Come? Servono meccanismi incentivanti e l'applicazione stringente delle norme, stando alla larga da eventuali ipotesi di deroghe all’utilizzo di specifici fitofarmaci, come purtroppo sta avvenendo con il Glifosato. Fondamentale sarebbe approvare il regolamento per l’utilizzo dei fitofarmaci presentato ancora lo scorso 22 giugno dalla Commissione europea e che prevede obiettivi di riduzione dell’uso dei pesticidi legalmente vincolanti per gli Stati membri, regolamento oggi a rischio a causa di continue richieste di rinvii da parte di alcuni Paesi dell'Unione tra cui l’Italia.

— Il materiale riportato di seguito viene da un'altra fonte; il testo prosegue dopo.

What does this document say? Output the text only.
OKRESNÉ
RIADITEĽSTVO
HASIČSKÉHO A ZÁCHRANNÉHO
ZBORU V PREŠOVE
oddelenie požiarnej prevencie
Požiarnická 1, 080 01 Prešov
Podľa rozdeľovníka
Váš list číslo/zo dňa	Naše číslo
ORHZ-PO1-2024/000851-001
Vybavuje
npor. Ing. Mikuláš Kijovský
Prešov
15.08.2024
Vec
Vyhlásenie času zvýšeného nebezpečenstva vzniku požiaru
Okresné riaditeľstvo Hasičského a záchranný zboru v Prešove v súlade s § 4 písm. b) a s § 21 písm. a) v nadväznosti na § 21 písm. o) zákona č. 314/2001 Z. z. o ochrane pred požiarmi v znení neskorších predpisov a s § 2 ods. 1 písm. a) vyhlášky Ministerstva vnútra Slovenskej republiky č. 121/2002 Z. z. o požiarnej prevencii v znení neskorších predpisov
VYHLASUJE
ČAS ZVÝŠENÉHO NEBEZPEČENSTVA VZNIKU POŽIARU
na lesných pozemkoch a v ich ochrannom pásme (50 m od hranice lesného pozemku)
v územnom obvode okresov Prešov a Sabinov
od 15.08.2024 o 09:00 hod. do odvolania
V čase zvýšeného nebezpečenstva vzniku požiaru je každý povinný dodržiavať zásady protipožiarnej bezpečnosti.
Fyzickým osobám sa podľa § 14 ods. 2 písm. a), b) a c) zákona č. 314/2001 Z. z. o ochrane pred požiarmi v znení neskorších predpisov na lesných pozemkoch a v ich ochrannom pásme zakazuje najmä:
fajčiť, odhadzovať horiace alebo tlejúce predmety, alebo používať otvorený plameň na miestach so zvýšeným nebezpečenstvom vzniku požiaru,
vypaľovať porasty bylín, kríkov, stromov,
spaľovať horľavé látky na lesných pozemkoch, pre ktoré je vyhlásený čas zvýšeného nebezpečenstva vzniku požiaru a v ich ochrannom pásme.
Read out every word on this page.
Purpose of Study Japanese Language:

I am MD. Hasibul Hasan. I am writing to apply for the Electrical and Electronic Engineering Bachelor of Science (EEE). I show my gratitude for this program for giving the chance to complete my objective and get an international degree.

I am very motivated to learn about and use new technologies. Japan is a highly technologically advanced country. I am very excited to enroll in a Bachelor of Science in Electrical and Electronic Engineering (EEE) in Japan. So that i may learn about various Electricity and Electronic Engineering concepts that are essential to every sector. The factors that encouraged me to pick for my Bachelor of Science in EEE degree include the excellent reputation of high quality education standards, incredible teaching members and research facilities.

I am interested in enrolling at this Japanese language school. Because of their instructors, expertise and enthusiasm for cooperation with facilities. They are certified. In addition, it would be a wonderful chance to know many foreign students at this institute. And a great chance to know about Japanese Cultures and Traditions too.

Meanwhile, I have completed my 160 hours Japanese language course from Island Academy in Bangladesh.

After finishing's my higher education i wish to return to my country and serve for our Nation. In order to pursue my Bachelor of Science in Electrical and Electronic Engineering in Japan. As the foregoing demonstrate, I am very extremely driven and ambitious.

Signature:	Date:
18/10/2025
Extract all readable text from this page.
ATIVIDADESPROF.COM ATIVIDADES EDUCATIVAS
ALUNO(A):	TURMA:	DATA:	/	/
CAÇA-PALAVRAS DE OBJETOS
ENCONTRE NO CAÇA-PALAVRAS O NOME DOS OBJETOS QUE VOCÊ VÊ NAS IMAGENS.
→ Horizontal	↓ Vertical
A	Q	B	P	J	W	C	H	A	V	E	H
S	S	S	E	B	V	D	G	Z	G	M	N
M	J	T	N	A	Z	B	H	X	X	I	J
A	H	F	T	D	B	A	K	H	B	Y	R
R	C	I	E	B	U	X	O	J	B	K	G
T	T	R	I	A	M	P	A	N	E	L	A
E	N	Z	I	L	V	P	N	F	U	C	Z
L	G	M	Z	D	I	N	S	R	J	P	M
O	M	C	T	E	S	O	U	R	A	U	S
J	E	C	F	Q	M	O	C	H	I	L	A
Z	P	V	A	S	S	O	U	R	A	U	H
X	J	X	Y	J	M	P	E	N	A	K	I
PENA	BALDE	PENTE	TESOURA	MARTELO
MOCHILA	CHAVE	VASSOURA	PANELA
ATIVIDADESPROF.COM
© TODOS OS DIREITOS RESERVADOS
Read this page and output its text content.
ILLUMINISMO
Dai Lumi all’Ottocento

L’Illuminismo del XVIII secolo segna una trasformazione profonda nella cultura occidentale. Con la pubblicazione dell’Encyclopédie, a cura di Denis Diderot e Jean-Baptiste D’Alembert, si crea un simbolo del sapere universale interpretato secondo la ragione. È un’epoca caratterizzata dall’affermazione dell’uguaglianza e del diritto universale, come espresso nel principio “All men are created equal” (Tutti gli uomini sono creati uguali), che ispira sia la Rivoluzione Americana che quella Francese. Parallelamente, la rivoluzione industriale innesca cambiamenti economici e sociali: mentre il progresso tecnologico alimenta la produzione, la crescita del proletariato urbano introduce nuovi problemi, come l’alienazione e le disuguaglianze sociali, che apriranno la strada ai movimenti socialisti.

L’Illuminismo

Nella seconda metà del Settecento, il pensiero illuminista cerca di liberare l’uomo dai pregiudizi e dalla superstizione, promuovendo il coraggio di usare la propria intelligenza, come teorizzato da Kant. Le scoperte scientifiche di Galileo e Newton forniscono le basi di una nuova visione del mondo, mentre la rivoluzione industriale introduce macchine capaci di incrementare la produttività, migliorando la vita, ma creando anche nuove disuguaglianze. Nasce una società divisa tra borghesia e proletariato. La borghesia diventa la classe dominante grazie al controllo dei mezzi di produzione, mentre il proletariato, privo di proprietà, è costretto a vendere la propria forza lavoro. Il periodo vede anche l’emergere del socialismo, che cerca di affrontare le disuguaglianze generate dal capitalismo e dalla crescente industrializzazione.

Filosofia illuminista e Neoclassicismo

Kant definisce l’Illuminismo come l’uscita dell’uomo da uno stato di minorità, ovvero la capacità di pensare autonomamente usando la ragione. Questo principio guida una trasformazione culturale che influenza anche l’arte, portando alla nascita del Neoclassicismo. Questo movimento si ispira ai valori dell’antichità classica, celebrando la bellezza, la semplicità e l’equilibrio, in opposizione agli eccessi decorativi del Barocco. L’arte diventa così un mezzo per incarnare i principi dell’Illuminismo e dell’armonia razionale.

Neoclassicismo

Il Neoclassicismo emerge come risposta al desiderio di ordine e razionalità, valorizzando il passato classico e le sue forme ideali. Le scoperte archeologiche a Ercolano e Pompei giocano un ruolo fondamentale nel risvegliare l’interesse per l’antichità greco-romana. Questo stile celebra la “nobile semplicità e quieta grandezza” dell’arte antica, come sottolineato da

Occorre inoltre aumentare significativamente le aree coltivate a biologico che rappresentano un metodo efficace per ridurre gli input negativi in agricoltura. Secondo il direttore generale di Legambiente Giorgio Zampetti, il nostro Paese sul biologico si sta dimostrando un esempio virtuoso per l’intera Europa con il raggiungimento della quota del 17,4% di superficie agricola già coltivata con metodo biologico: “Ora è necessario un impegno più incisivo, considerando la richiesta dell’Unione europea di raggiungere un taglio dell’uso del 62% dei pesticidi entro il 2030. Il nuovo governo prosegua nel solco tracciato e permetta davvero, come previsto anche dalla nuova nomenclatura del Ministero, al made in Italy sano e pulito di divenire apripista del cambiamento”. Da una parte la politica, dall’altra i cittadini, chiamati anch’essi a fare la loro parte. Per Erika Marrone, direttrice qualità, ricerca & sviluppo di Alce Nero, “Anche per i consumatori è sempre più chiaro il legame esistente tra agricoltura, cibo e salute dell’ambiente e delle persone. Proprio questo ci aiuta a pensare in modo più consapevole a quanto sia cruciale oggi la transizione a modelli produttivi alternativi; tra questi l’agricoltura biologica e le diverse forme di agro-ecologia costituiscono oggi una risposta concreta e scientifica non solo alla questione climatica, ma anche alla mitigazione dei rischi per la salute dei consumatori derivanti, soprattutto, dell’esposizione cronica alle molecole chimiche capaci di alterare tanto gli ecosistemi quanto gli equilibri del nostro organismo fin dalla vita intra-uterina”.
I traguardi fissati dalla strategia Farm To Fork e la nuova legge sul Biologico sono segnali importanti, ma per ora non ancora sufficienti per un più radicale cambiamento nell'agricoltura italiana già da questo 2023.